Fear, War, and the Bomb

Fear, War, and the Bomb: Military and Political Consequences of Atomic Energy (Great Britain, 1948)
by P.M.S. Blackett (a former member of the British Advisory Committee on Atomic Energy)
Notes and facts:

  • strategic (independent of other military operations, far into enemy territory) vs. tactical (in support of land forces) bombing
  • “regular” bombing vs. atomic: amount required to do same damage, other air power required, damage done, lasting repercussions (railroads up and running in Hiroshima two days after the attack), ability to follow up (Pearl Harbor couldn’t be followed up, so it just provoked a response that led to Japan’s downfall); “Remembering that 1.3 million tons of ordinary bombs were dropped on Germany during the second World War without decisive result, and assuming that some 400 improved atomic bombs would be required to produce the same material destruction, it is certain that the number of atomic bombs required to produce decisive results in a war between American and Russia would run in thousands” p. 88
  • 8:15 a.m., August 6, Hiroshima, Uranium 235; August 9, Nagasaki, plutonium, 15% greater radius of destruction, lower casualties due to uneven terrain
  • why August? and why done with such speed when the next U.S. move wasn’t planned until Nov. 1. p. 130; “three possible explanations of the decision to drop the bombs and of its timing. The first, that it was a clever and highly successful move in the field of power politics, is almost certainly correct; the second, that the timing was coincidental, convicts the American Government of a hardly credible tactlessness; and the third, the Roman holiday theory, convicts them of an equally incredible irresponsibility.” p. 138-9
  • the aggressor tends to try for less damage—they want the resources; the one on the defensive will stop at almost nothing

U.S.S.R. vs. U.S.:

  • Blackett pretty adequately proves that it would not be in the U.S.S.R.’s best interest to attack the U.S. “Even if the technical possibility of destroying American cities form European bases is much higher than we have here estimated, such destruction, not followed up by invasion and occupation, would leave America time to recuperate and re-arm, bitterly determined to take eventual revenge. Further, such action would alienate world opinion and tend to solidify a grand alliance against Russia… The lesson of Pearl Harbor is clear. To strike a heavy but indecisive blow at a powerful enemy, without possessing the resources to follow it up by invasion and occupation of the homeland, is to court ultimate disaster.” p. 76
  • “preventative war” p. 81, but if U.S. attacks Russia, Red Army invades continental Europe, we can’t bomb all the European cities (although the author argues that we just might)
  • “In the actual present world situation, the problems of the application of sanctions by the UN boils down to one problem only. Can sanctions be imposed on Russia? For no one imagines that there is at present any actual grouping of Powers which would be both able and willing to impose armed sanctions on America.” p. 93 after proving America was more likely to use the weapons
  • U.S. not as concerned with atomic energy since the U.S. has plenty of energy resources already. But the U.S.S.R. would really benefit from atomic energy research and progress. non-military uses of atomic energy: to produce radioactive elements for medical curative processes, to produce radioactive tracer elements and radiations for use in sci. research and industrial processes, to produce power and heat for industrial and domestic purposes. p. 97

quotes and commentary:

  • Atomic Energy Commission first meeting June 13, 1946, Baruch plan p. 144; Bernard Baruch (“blessed” in Hebrew) paraphrases Lincoln: “We cannot escape history. We of this meeting will be remembered in spite of ourselves. No personal significance or insignificance can spare one or another of us. The fiery trial through which we are passing will light us down in honor or dishonor to the latest generation.” His plan was rejected, and though the effects of the AEC are definitely visible today, do too many actually remember the members or there actions further than as a face-off between Russia and the U.S.?

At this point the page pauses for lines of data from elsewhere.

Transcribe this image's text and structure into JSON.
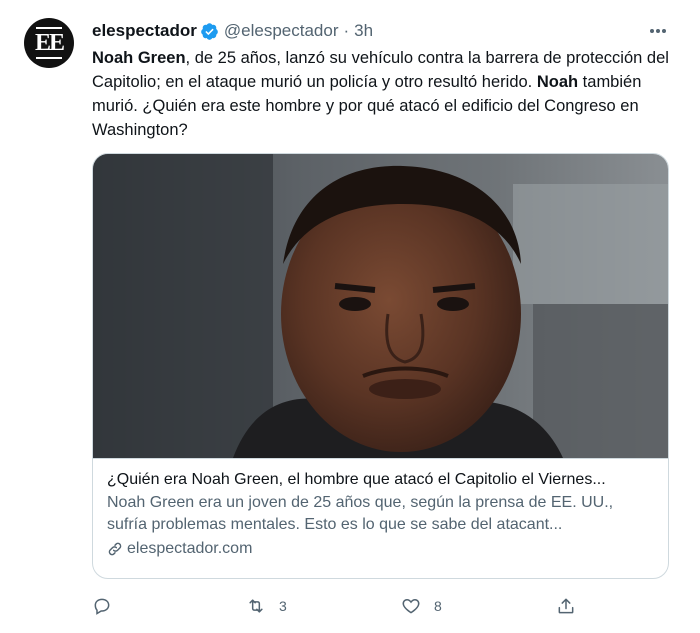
{
  "account": {
    "name": "elespectador",
    "handle": "@elespectador",
    "separator": "·",
    "time": "3h",
    "avatar_text": "EE"
  },
  "tweet": {
    "p1_bold": "Noah Green",
    "p1": ", de 25 años, lanzó su vehículo contra la barrera de protección del Capitolio; en el ataque murió un policía y otro resultó herido. ",
    "p2_bold": "Noah",
    "p2": " también murió. ¿Quién era este hombre y por qué atacó el edificio del Congreso en Washington?"
  },
  "card": {
    "title": "¿Quién era Noah Green, el hombre que atacó el Capitolio el Viernes...",
    "description": "Noah Green era un joven de 25 años que, según la prensa de EE. UU., sufría problemas mentales. Esto es lo que se sabe del atacant...",
    "domain": "elespectador.com"
  },
  "actions": {
    "reply_count": "",
    "retweet_count": "3",
    "like_count": "8"
  },
  "colors": {
    "verified": "#1d9bf0",
    "secondary_text": "#536471",
    "border": "#cfd9de"
  }
}
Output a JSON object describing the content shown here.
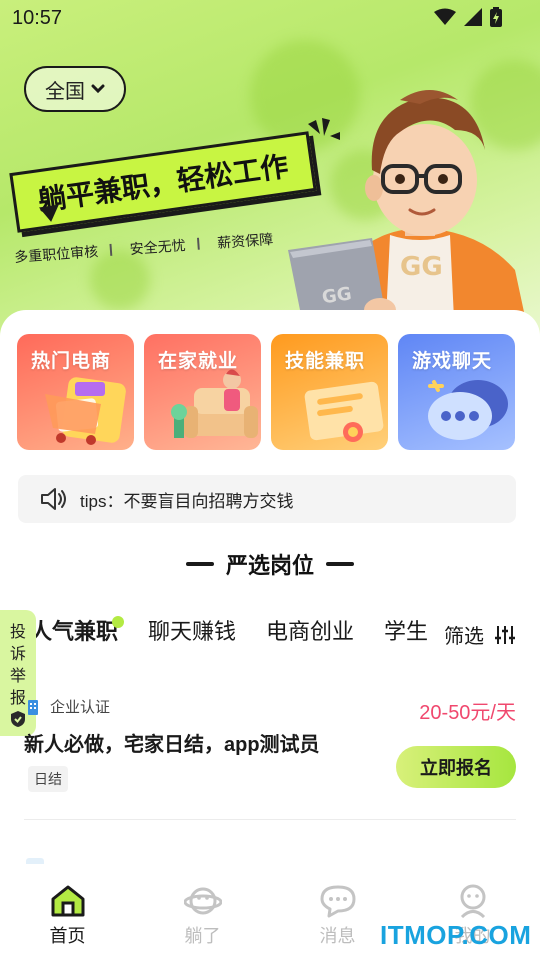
{
  "status_bar": {
    "time": "10:57"
  },
  "header": {
    "region": "全国",
    "slogan": "躺平兼职，轻松工作",
    "features": [
      "多重职位审核",
      "安全无忧",
      "薪资保障"
    ]
  },
  "categories": [
    {
      "label": "热门电商",
      "color": "#ff7a5c"
    },
    {
      "label": "在家就业",
      "color": "#ff8066"
    },
    {
      "label": "技能兼职",
      "color": "#ffa11f"
    },
    {
      "label": "游戏聊天",
      "color": "#6f8ff7"
    }
  ],
  "tips": {
    "text": "tips：不要盲目向招聘方交钱"
  },
  "section": {
    "title": "严选岗位"
  },
  "tabs": [
    "人气兼职",
    "聊天赚钱",
    "电商创业",
    "学生"
  ],
  "filter_label": "筛选",
  "report_label": [
    "投",
    "诉",
    "举",
    "报"
  ],
  "job": {
    "verify": "企业认证",
    "salary": "20-50元/天",
    "title": "新人必做，宅家日结，app测试员",
    "tag": "日结",
    "apply": "立即报名"
  },
  "nav": [
    {
      "label": "首页",
      "icon": "home-icon"
    },
    {
      "label": "躺了",
      "icon": "planet-icon"
    },
    {
      "label": "消息",
      "icon": "message-icon"
    },
    {
      "label": "我的",
      "icon": "profile-icon"
    }
  ],
  "watermark": "ITMOP.COM",
  "colors": {
    "accent": "#b3ea43",
    "salary": "#f0486e",
    "watermark": "#19a3df"
  }
}
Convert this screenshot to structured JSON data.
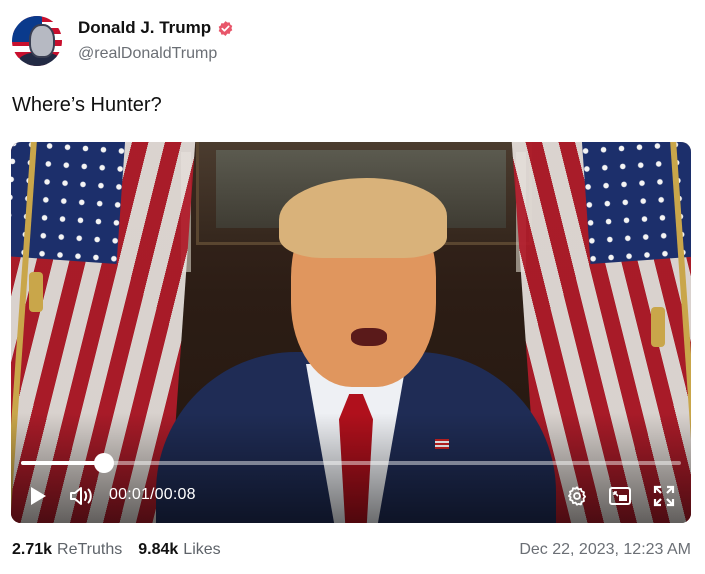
{
  "author": {
    "name": "Donald J. Trump",
    "handle": "@realDonaldTrump",
    "verified": true
  },
  "post": {
    "text": "Where’s Hunter?"
  },
  "video": {
    "current_time": "00:01",
    "duration": "00:08",
    "time_display": "00:01/00:08",
    "progress_fraction": 0.125
  },
  "stats": {
    "retruths_count": "2.71k",
    "retruths_label": "ReTruths",
    "likes_count": "9.84k",
    "likes_label": "Likes"
  },
  "timestamp": "Dec 22, 2023, 12:23 AM",
  "colors": {
    "verified_badge": "#e8566a",
    "text_primary": "#111111",
    "text_secondary": "#6b6f75"
  },
  "icons": [
    "verified-badge-icon",
    "play-icon",
    "volume-icon",
    "settings-gear-icon",
    "picture-in-picture-icon",
    "fullscreen-icon"
  ]
}
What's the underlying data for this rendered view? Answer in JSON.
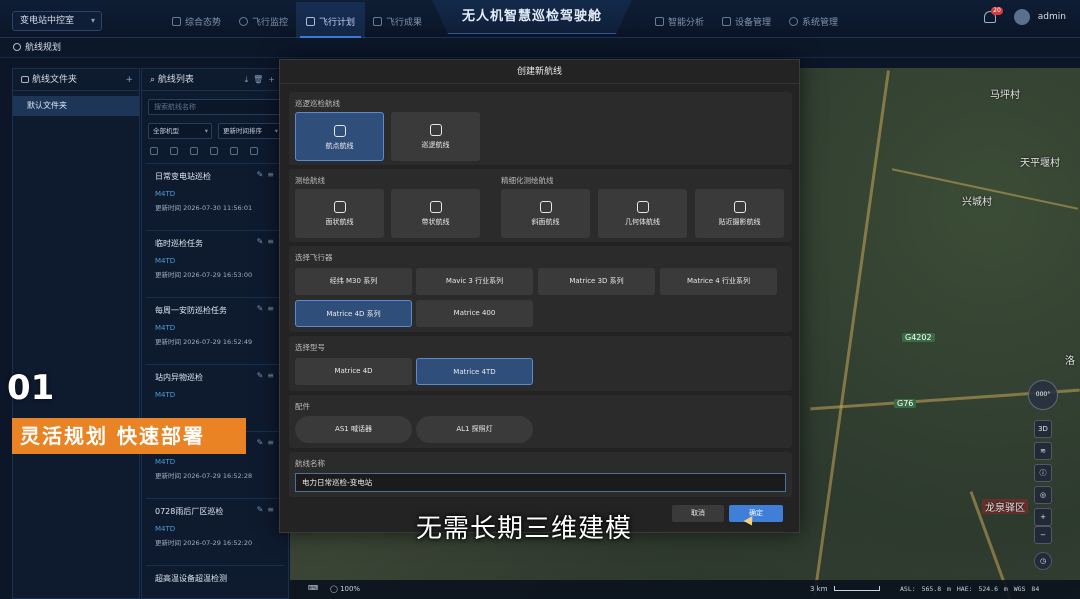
{
  "header": {
    "station_select": "变电站中控室",
    "nav_left": [
      "综合态势",
      "飞行监控",
      "飞行计划",
      "飞行成果"
    ],
    "active_nav": "飞行计划",
    "app_title": "无人机智慧巡检驾驶舱",
    "nav_right": [
      "智能分析",
      "设备管理",
      "系统管理"
    ],
    "notification_count": "20",
    "user": "admin"
  },
  "breadcrumb": "航线规划",
  "folder_panel": {
    "title": "航线文件夹",
    "items": [
      "默认文件夹"
    ]
  },
  "route_panel": {
    "title": "航线列表",
    "search_placeholder": "搜索航线名称",
    "filter_model": "全部机型",
    "filter_sort": "更新时间排序",
    "routes": [
      {
        "name": "日常变电站巡检",
        "model": "M4TD",
        "time": "更新时间  2026-07-30 11:56:01"
      },
      {
        "name": "临时巡检任务",
        "model": "M4TD",
        "time": "更新时间  2026-07-29 16:53:00"
      },
      {
        "name": "每周一安防巡检任务",
        "model": "M4TD",
        "time": "更新时间  2026-07-29 16:52:49"
      },
      {
        "name": "站内异物巡检",
        "model": "M4TD",
        "time": ""
      },
      {
        "name": "缺陷复检巡检",
        "model": "M4TD",
        "time": "更新时间  2026-07-29 16:52:28"
      },
      {
        "name": "0728雨后厂区巡检",
        "model": "M4TD",
        "time": "更新时间  2026-07-29 16:52:20"
      },
      {
        "name": "超高温设备超温检测",
        "model": "",
        "time": ""
      }
    ]
  },
  "modal": {
    "title": "创建新航线",
    "sec_inspection": "巡逻巡检航线",
    "inspection_tiles": [
      "航点航线",
      "巡逻航线"
    ],
    "sec_mapping": "测绘航线",
    "mapping_tiles": [
      "面状航线",
      "带状航线"
    ],
    "sec_fine": "精细化测绘航线",
    "fine_tiles": [
      "斜面航线",
      "几何体航线",
      "贴近摄影航线"
    ],
    "sec_aircraft": "选择飞行器",
    "aircraft": [
      "经纬 M30 系列",
      "Mavic 3 行业系列",
      "Matrice 3D 系列",
      "Matrice 4 行业系列",
      "Matrice 4D 系列",
      "Matrice 400"
    ],
    "sec_model": "选择型号",
    "models": [
      "Matrice 4D",
      "Matrice 4TD"
    ],
    "sec_accessory": "配件",
    "accessories": [
      "AS1 喊话器",
      "AL1 探照灯"
    ],
    "sec_name": "航线名称",
    "route_name_value": "电力日常巡检-变电站",
    "cancel": "取消",
    "confirm": "确定"
  },
  "map": {
    "labels": [
      "马坪村",
      "天平堰村",
      "兴城村",
      "洛",
      "龙泉驿区"
    ],
    "highways": [
      "G4202",
      "G76"
    ],
    "controls": [
      "3D"
    ],
    "compass_label": "000°",
    "zoom": "100%",
    "scale": "3 km",
    "coords": "ASL: 565.8 m  HAE: 524.6 m  WGS 84"
  },
  "overlay": {
    "step_number": "01",
    "slogan": "灵活规划 快速部署",
    "subtitle": "无需长期三维建模"
  },
  "colors": {
    "accent": "#3f7fd8",
    "slogan_bg": "#e98323",
    "selected_tile": "#2f4e7a"
  }
}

    (Lincoln in the Gettysburg Address: “The brave men, living and dead, who struggled here, have consecrated it, far above our poor power to add or detract. The world will little note, nor long remember what we say here, but it can never forget what they did here.”)

    (Lincoln in December 1, 1862, Message to Congress: “Fellow citizens, we cannot escape history. We of this Congress and this administration, will be remembered in spite of ourselves. No personal significance, or insignificance, can spare one or another of us. The fiery trial through which we pass, will light us down, in honor or dishonor, to the latest generation.”)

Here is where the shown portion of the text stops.